Pleuroparenchymal fibroelastosis (PPFE) is a rare condition with upper lobe predominant fibroelastosis and pleural thickening. PPFE is now recognized as specific rare entity, usually idiopathic, and included as a new entity in the updated classification of the idiopathic interstitial pneumonia.

Case Report:

A 63 years old non-smoking woman presented with progressive dyspnoea on exertion and dry cough. There was no significant occupational exposure, allergy or history of systemic disease. 3 years ago idiopathic pulmonary fibrosis (IPF) was diagnosed by surgical biopsy in another hospital.

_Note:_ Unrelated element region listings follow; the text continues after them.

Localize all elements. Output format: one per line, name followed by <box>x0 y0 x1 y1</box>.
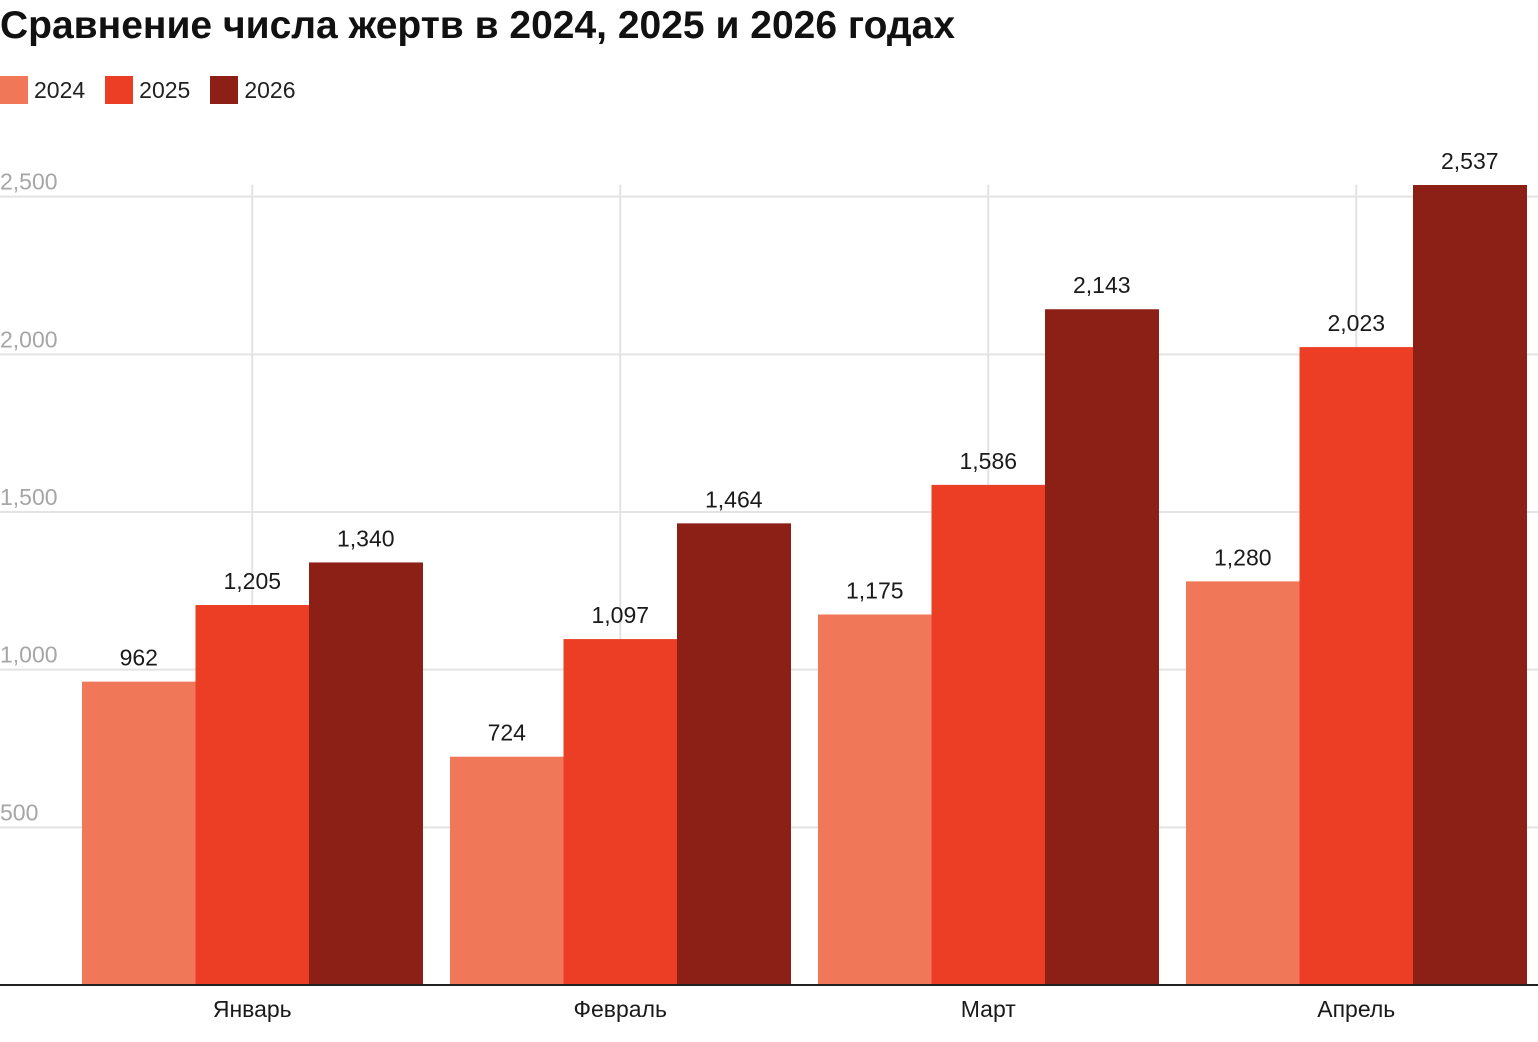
legend-swatch-2026 <box>210 76 239 104</box>
bar-2025-2 <box>931 484 1046 985</box>
y-tick-label: 1,500 <box>0 484 58 510</box>
y-tick-label: 500 <box>0 799 38 825</box>
data-label: 2,023 <box>1327 310 1385 336</box>
data-label: 1,586 <box>959 448 1017 474</box>
data-label: 1,097 <box>591 602 649 628</box>
legend-swatch-2025 <box>105 76 134 104</box>
data-label: 1,205 <box>223 568 281 594</box>
legend-item-2024: 2024 <box>0 76 85 104</box>
bar-2026-0 <box>309 562 423 985</box>
x-tick-label: Апрель <box>1317 996 1395 1022</box>
data-label: 1,340 <box>337 525 395 551</box>
bar-2024-3 <box>1186 581 1300 985</box>
data-label: 962 <box>120 645 158 671</box>
x-tick-label: Январь <box>213 996 292 1022</box>
legend-label-2024: 2024 <box>34 76 86 103</box>
bar-2024-1 <box>450 756 564 985</box>
bar-2024-2 <box>818 614 932 985</box>
x-tick-label: Февраль <box>574 996 667 1022</box>
legend-label-2025: 2025 <box>139 76 191 103</box>
legend: 2024 2025 2026 <box>0 76 316 104</box>
legend-item-2026: 2026 <box>210 76 296 104</box>
data-label: 1,280 <box>1214 544 1272 570</box>
data-label: 2,143 <box>1073 272 1131 298</box>
legend-swatch-2024 <box>0 76 28 104</box>
bar-2024-0 <box>82 681 196 985</box>
data-label: 2,537 <box>1441 148 1499 174</box>
bar-2026-2 <box>1045 309 1159 986</box>
legend-item-2025: 2025 <box>105 76 190 104</box>
y-tick-label: 1,000 <box>0 642 58 668</box>
bar-2025-0 <box>195 605 310 985</box>
data-label: 724 <box>488 720 527 746</box>
legend-label-2026: 2026 <box>244 76 296 103</box>
bar-2025-1 <box>563 639 678 985</box>
y-tick-label: 2,500 <box>0 169 58 195</box>
bar-2026-1 <box>677 523 791 985</box>
x-tick-label: Март <box>961 996 1016 1022</box>
bar-2026-3 <box>1413 185 1527 985</box>
data-label: 1,464 <box>705 486 763 512</box>
y-tick-label: 2,000 <box>0 326 58 352</box>
chart-title: Сравнение числа жертв в 2024, 2025 и 202… <box>0 4 956 47</box>
data-label: 1,175 <box>846 577 904 603</box>
bar-2025-3 <box>1299 347 1414 986</box>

At current hospitalization physical examination revealed bilateral crackles but no clubbing. High resolution computed tomography (HR-CT) demonstrated upper lobe predominant pleural thickening and reticular opacities, traction bronchiectasis, subpleural and peribronchial consolidation, upper lobe shrinkage, architectural distortion, and minor honeycombing in the lower lobes. Bronchoalveolar lavage cell differential was normal. Forced vital capacity was markedly lower (55% of predicted) than 3 years ago (72% of predicted). There was no clinical or serological evidence of a connective tissue disease, vasculitis or hypersensitivity pneumonitis.

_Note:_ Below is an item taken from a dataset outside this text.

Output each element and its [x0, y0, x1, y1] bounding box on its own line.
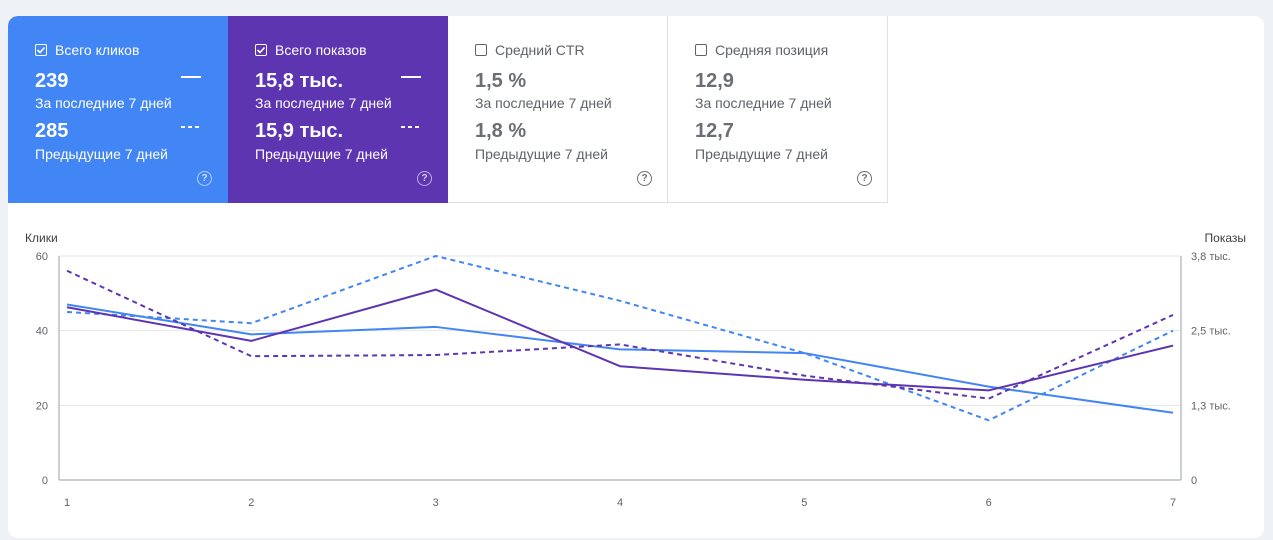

Because of the atypical location of fibrosis in HR-CT, the surgical biopsy of 2009 was reevaluated. Histologically, subpleural fibroelastosis, alveolar-septal fibrosis and a possible usual interstitial pneumonia (UIP) pattern (absence of fibroblastic foci) were found.

Conclusion:

In the case of an atypical UIP pattern on imaging with upper lobe predominant fibrosis and pleural thickening, PPFE should be considered as a differential diagnosis. The clinical presentation may be indistinguishable from IPF.